Trypanosomatid-Encoded Inhibitors of Peptidases: Unique Structural Features and Possible Roles as Virulence Factors
Ana Paula C.A. Lima*, 1, Jeremy C. Mottram2
Identifiers and Pagination:Year: 2010
First Page: 132
Last Page: 138
Publisher Id: TOPARAJ-4-132
Article History:Received Date: 20-/11/2009
Revision Received Date: 7/5/2010
Acceptance Date: 7/5/2010
Electronic publication date: 10/12/2010
Collection year: 2010
open-access license: This is an open access article distributed under the terms of the Creative Commons Attribution 4.0 International Public License (CC-BY 4.0), a copy of which is available at: https://creativecommons.org/licenses/by/4.0/legalcode. This license permits unrestricted use, distribution, and reproduction in any medium, provided the original author and source are credited.

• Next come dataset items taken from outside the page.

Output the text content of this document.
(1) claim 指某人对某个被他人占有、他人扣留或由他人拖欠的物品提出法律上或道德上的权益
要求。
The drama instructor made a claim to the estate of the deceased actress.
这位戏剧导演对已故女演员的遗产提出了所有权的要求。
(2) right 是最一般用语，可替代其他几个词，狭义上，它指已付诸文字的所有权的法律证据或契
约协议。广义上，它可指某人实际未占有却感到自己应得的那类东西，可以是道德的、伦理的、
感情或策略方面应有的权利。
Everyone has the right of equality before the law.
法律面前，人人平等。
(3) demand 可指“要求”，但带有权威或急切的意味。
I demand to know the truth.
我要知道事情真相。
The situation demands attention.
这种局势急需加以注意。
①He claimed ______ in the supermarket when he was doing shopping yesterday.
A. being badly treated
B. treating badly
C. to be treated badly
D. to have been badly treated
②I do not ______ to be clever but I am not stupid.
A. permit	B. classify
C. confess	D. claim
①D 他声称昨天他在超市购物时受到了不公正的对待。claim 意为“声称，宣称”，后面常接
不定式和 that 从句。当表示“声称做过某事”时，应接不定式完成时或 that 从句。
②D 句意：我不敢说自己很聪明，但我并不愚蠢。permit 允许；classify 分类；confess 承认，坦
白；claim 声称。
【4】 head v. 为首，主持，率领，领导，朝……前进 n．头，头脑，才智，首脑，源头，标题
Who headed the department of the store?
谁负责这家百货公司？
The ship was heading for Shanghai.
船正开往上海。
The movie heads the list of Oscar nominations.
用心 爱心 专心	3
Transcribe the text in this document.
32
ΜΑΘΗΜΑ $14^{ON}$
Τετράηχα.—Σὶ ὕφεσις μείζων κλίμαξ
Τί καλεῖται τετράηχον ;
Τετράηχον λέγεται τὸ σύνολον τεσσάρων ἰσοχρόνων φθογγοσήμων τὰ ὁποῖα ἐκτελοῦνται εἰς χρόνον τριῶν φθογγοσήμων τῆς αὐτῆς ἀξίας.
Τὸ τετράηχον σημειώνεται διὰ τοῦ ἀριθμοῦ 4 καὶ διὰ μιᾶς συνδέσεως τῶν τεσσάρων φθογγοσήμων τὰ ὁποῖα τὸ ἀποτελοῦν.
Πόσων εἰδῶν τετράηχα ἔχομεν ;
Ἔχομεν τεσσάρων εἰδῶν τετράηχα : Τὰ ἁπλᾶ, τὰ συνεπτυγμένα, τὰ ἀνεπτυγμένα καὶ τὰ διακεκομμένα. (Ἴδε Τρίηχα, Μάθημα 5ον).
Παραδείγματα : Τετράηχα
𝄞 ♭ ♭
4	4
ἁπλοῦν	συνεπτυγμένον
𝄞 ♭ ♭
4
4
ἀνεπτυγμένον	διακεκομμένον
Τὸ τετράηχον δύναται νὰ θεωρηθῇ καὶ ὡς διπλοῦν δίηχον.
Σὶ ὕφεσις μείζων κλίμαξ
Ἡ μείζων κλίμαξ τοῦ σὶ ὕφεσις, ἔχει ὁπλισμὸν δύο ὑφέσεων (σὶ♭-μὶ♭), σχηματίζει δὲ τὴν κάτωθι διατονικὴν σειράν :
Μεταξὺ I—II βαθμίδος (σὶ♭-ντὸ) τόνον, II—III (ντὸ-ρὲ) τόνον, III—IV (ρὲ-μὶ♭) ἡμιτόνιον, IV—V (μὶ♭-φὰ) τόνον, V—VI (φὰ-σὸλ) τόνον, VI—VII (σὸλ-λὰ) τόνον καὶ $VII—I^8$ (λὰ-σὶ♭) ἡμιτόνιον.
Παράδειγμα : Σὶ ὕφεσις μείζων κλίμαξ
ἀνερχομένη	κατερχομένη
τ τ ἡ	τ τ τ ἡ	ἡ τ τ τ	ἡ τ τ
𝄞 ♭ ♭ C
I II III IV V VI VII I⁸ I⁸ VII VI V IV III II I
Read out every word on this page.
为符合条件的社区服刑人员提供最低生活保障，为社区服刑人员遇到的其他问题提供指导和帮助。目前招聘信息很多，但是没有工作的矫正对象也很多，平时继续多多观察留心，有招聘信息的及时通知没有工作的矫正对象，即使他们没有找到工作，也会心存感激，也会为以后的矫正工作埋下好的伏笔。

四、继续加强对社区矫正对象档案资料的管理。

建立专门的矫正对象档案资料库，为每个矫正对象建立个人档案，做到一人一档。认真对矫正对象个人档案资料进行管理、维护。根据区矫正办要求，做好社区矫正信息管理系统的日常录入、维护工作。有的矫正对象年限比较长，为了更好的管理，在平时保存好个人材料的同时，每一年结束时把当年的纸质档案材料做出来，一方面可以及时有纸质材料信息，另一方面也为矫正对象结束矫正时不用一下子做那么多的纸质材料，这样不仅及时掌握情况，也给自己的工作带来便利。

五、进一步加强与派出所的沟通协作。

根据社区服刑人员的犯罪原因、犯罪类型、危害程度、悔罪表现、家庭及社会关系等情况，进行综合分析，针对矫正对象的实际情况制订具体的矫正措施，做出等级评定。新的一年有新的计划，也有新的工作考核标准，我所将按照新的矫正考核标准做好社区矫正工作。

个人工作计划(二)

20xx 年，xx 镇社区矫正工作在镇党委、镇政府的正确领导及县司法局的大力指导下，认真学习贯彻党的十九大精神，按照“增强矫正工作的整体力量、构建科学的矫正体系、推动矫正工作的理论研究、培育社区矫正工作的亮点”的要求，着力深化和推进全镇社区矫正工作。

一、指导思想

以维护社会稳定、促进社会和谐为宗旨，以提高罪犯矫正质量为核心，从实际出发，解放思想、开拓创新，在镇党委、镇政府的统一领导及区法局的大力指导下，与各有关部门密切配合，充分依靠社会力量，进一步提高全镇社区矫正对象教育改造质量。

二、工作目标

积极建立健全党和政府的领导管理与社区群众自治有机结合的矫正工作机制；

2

Trypanosomatids rely on peptidases as potent virulence factors and were recently found to contain a unique set of natural peptidase inhibitors not found in higher eukaryotes or in yeast, but present in a limited number of bacteria. Chagasin, identified in Trypanosoma cruzi, is a tight-binding, high affinity inhibitor of papain-like cysteine peptidases that has an Ig-like fold and inactivates target enzymes through a limited number of contacts mediated by a few conserved residues on three exposed loops. Chagasin homologues in other protozoa and bacteria are mostly single genes named ICPs, and together with chagasin compose family I42 at MEROPS, the peptidase and peptidase inhibitors database [http://merops.sanger.ac.uk/]. The biological function of chagasin/ICPs seems to vary depending on the organism, but generally, the current studies point to a role in controlling the activity of endogenous parasite CPs, influencing parasite differentiation, virulence and different aspects of the host response to infection. More recently, natural inhibitors of serine peptidases that share similarity to bacterial ecotins were identified in trypanosomatids and named ISPs. Ecotins are specific to trypsin-fold serine peptidases, enzymes which are not present in trypanosomatids. ISPs are limited to Trypanosomes and Leishmania and to date, only ISP2 proven to have an inhibitory function. In Leishmania, ISP2 seems to control the activity of host SPs at the initial stages of infection in order to ensure subsequent parasite survival in macrophages. The main aspects of chagasin/ICP biochemistry, structure and biological function and the recent findings on ISPs will be covered in this review.